Follow-on funding. A successful Community-Centered Implementation pilot creates the evidence base needed for larger federal and foundation applications that can support multi-library scaling, including a possible future National Implementation track proposal at the $300,000 level. The project team has already mapped compatible follow-on opportunities.
This project will produce the following digital products, all released under open licenses so that the field can freely adopt and adapt them.
No patron-identifiable data, no individual query text, and no session-level content will be released in any digital product. All published metrics are aggregated at or above the weekly branch level. The open evaluation framework is designed to enforce this aggregation by default so libraries adopting it cannot accidentally over-collect.
Digital products will be deposited with the Internet Archive and with a disciplinary repository (for example, the Institute of Museum and Library Services project archive and the Humanities Commons Digital Library Federation collection) so access is durable beyond the Tredyffrin website or the Scout project site.
Full two-page biographical sketches will be attached per IMLS format requirements for each of the four team members listed above (Mallory Hoffman, Jonathan Trice, Drew Garraway, Kenny Allen).

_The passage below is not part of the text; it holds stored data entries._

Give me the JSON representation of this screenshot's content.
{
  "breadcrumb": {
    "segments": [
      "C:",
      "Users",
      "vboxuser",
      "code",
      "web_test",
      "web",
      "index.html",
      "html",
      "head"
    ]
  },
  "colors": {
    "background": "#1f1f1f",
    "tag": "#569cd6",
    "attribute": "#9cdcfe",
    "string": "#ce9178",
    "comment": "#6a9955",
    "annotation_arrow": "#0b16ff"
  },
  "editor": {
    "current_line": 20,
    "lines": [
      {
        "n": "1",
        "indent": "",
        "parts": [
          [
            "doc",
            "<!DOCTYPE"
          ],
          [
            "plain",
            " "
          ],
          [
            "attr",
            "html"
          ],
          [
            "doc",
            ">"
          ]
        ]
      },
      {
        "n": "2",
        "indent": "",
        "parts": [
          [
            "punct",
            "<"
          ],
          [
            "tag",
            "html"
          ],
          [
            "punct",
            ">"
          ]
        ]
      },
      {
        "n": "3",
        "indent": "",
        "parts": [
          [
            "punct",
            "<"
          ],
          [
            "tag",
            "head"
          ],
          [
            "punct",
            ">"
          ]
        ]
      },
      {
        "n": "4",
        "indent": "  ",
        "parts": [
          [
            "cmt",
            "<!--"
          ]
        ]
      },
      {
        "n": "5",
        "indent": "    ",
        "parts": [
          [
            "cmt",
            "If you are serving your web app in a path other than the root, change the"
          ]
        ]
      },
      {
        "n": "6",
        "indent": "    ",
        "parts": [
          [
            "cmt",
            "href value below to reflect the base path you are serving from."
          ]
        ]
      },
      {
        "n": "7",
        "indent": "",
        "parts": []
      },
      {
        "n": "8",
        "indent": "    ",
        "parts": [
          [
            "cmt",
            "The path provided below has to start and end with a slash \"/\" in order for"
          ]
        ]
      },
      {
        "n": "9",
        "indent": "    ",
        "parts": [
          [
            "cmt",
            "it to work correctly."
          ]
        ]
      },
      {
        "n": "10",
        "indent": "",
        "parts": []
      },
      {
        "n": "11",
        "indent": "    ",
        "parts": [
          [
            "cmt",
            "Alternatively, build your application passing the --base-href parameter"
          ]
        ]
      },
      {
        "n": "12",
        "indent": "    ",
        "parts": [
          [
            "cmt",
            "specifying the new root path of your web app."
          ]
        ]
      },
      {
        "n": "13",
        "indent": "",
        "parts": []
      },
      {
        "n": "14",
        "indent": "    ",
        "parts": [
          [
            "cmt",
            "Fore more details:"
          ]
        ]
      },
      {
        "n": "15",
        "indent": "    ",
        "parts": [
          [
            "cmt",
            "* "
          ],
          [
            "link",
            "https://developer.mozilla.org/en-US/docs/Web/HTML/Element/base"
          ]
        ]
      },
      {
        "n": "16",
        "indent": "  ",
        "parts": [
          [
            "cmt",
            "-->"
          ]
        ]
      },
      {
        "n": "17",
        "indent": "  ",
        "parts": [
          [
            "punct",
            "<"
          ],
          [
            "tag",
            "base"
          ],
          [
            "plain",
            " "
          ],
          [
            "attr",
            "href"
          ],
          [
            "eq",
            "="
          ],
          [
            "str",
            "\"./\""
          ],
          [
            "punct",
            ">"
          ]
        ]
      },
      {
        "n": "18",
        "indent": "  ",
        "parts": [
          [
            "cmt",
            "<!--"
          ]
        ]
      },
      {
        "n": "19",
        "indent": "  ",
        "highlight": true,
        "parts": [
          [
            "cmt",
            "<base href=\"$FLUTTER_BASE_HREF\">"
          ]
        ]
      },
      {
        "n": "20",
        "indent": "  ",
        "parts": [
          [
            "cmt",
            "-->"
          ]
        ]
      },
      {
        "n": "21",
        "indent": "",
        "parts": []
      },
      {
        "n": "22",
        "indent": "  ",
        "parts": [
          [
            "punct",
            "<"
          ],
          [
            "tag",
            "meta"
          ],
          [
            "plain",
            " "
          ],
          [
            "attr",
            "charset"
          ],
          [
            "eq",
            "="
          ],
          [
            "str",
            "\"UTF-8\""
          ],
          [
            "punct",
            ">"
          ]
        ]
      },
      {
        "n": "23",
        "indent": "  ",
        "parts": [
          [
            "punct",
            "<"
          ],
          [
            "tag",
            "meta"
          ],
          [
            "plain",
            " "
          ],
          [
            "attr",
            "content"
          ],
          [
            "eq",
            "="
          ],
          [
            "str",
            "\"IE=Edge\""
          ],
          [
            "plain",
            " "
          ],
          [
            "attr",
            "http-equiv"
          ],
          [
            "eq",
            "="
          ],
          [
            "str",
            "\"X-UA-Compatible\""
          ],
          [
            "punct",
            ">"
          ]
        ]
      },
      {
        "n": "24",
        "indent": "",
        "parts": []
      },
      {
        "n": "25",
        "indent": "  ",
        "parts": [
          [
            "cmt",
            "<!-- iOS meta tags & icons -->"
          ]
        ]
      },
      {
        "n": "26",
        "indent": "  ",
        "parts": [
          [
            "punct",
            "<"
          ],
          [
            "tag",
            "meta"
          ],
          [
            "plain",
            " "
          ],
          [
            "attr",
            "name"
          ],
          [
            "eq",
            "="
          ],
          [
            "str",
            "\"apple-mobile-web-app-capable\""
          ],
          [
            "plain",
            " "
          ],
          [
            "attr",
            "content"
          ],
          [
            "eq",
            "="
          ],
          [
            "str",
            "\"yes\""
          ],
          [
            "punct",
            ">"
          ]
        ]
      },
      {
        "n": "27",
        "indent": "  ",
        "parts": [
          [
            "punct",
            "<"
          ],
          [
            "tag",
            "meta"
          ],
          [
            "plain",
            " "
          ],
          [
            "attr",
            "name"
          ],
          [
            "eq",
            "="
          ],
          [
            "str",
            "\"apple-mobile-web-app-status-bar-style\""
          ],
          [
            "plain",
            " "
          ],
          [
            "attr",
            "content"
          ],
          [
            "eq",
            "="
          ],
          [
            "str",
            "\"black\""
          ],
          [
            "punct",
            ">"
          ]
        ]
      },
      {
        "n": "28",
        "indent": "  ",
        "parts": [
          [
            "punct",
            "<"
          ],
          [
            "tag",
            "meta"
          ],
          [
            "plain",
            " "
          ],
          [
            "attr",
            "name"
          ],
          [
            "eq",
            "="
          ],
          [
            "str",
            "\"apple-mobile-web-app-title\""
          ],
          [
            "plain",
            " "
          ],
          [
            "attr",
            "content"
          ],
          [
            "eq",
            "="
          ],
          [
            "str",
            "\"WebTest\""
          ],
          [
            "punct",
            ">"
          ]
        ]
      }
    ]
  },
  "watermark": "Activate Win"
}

A short summary of each is included in the Organizational Capacity section. [DRAFT BIOS IN APPENDIX; CONFIRM IMLS FORMAT IN FY2027 NOFO]
| Attachment | Owner | Status |
|---|---|---|
| Biographical sketches (4 team members) | Drew / Jonathan | Draft needed |
| Letters of support (5) | Jonathan | Requests to send by August 2026 |
| Tredyffrin organizational profile and annual report | Mallory | Pending |
| Budget detail worksheet (IMLS form) | Jonathan | To complete against FY2027 NOFO form |
| Schedule of completion (Gantt format) | Drew | Draft inline; format to match NOFO |
| Digital products plan (standalone) | Kenny | Draft inline; extract to standalone |
| Data management plan | Kenny | Pending; confirm requirement in FY2027 NOFO |
| Indirect cost rate agreement or de minimis attestation | Mallory | Pending |
The project team will include a formal references section in the final narrative, covering American Library Association Library Bill of Rights (Article VII), the Public Library Association's planning documents on discovery, WCAG 2.2 Level AA accessibility guidelines, and the most recent Pennsylvania Office of Commonwealth Libraries state plan. Citations will be formatted per the FY2027 NOFO instructions once published.